The US Treasury Secretary is working over the weekend to nationalise around 拢450bn of banks' balance sheets - equivalent to a third of the British economy.
So, if anything, he was guilty of understatement when he conceded that the "financial regulatory structure is sub-optimal, duplicative and outdated".
However, on Friday - in reaction to all of that - stock markets were partying as though its 1999 again.
Hmmmm.
That doesn't feel like quite the right reaction to me.
Investors are probably right to conclude that one great source of stress will be lifted from the banking system, as and when Paulson sucks their toxic subprime loans, unsellable asset-backed securities, and radioactive collateralised debt obligations into a vast, lead-lined box financed by US taxpayers.
In the country that brought us Ghostbusters, he is styling himself as the Debtbuster.
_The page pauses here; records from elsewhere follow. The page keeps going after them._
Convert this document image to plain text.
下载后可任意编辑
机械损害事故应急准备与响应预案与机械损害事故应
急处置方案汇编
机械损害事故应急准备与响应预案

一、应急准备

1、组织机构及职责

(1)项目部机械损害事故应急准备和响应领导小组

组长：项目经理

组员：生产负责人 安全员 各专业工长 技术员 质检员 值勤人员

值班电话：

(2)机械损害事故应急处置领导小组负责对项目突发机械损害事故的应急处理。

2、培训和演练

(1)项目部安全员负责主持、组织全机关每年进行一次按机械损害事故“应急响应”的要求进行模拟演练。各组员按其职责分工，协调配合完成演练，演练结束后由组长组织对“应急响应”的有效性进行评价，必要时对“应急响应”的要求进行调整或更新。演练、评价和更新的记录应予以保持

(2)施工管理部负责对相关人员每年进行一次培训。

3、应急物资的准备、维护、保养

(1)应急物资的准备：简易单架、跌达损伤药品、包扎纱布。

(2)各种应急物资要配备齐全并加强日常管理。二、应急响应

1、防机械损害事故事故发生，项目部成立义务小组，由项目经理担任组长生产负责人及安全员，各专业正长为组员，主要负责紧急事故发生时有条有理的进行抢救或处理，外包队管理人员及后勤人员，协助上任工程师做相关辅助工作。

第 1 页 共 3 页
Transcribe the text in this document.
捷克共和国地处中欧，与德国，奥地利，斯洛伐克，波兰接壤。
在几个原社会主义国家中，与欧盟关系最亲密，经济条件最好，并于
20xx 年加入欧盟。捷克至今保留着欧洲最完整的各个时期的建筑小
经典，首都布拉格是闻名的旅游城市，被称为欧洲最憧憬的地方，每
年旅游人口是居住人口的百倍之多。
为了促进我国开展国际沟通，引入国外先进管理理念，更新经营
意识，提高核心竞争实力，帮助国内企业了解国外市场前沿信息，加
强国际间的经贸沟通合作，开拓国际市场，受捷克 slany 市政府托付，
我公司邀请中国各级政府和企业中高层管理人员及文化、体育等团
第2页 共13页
And it's not all front: the risk of a calamitous, domino-effect, collapse of banks all over the world - and especially throughout the US - has receded somewhat.
That said, the devil will be in the detail of the mechanics of the rescue. What we don't yet know, for example, is whether Paulson's First Toxic Bank - as I shall christen his vehicle for buying the stinky housing loans - will pay the written-down price for the debt, the market price (which after Lehmans collapse is lower than the written-down price) or a discount to the market price.
This matters.
There is an argument that Paulson should pay a discount to the market price, to protect US taxpayers and soundly spank the banks and their owners.
However if he did that, banks' capital resources would be further depleted, which would further undermine their ability to lend to the rest of us. And it wouldn't do a great deal to reinforce the foundations of the creaking banking system.
But if he bails banks out at the price of this stuff in their books or above, well that would be an acknowledgement that an entire generation of banking executives had behaved wholly irresponsibly in their lending practices for years.
Arguably, they should all be sacked and thrown on to the mercy of a jobs market made all the less kind by their own recklessness.
Let's assume for now that Paulson finds a mechanism to extract the poison from the banks, without enfeebling them in the process. Can we all then breathe a sigh of relief and assume our economic prospects will improve markedly?
Sadly, I don't think so.
Banks, money managers, controllers of trillions of dollars on behalf of the cash-rich states of Asia and the Middle East have all had a painful lesson in the meaning of risk over the past fortnight.
They will for an extended period - possibly years - be less willing to fund our banks without demanding a significant increment in what the banks pay them. That'll increase the cost of money for all of us, which will make most of us feel quite a lot poorer for some time.
Also, you can kiss goodbye to the kind of financial creativity, innovation and competition that accelerated the growth of the UK and US economies over the past few years.
Our retail banks, commercial banks and investment banks will all be subject to much tighter regulation. Which will dampen their growth and their profitability.
Just the elimination of HBOS as an independent bank has removed from the scene a competitive thorn in the side of the other big banks which a few years ago shook them out of their torpor to the benefit of consumers and small businesses - for all that it's patently true that HBOS didn't properly appreciate the risks it was running in the way it financed itself.
The UK's unsustainable economic dependence on the City and financial services is coming home to roost.
The shrinkage of that sector may - just on its own - reduce economic growth by well over one percentage point over the coming year.
But, perhaps more significantly, the cutting down of finance into a smaller more regulated industry, and a semi-permanent rise in the perception of the risks of lending, will reduce the potential growth of the economy, probably for many years to come.
Even after the lean years are passed, and there may be a couple of them to come, subsequent recovery may be lacklustre. After the boom years, we may be entering the dismal grey years.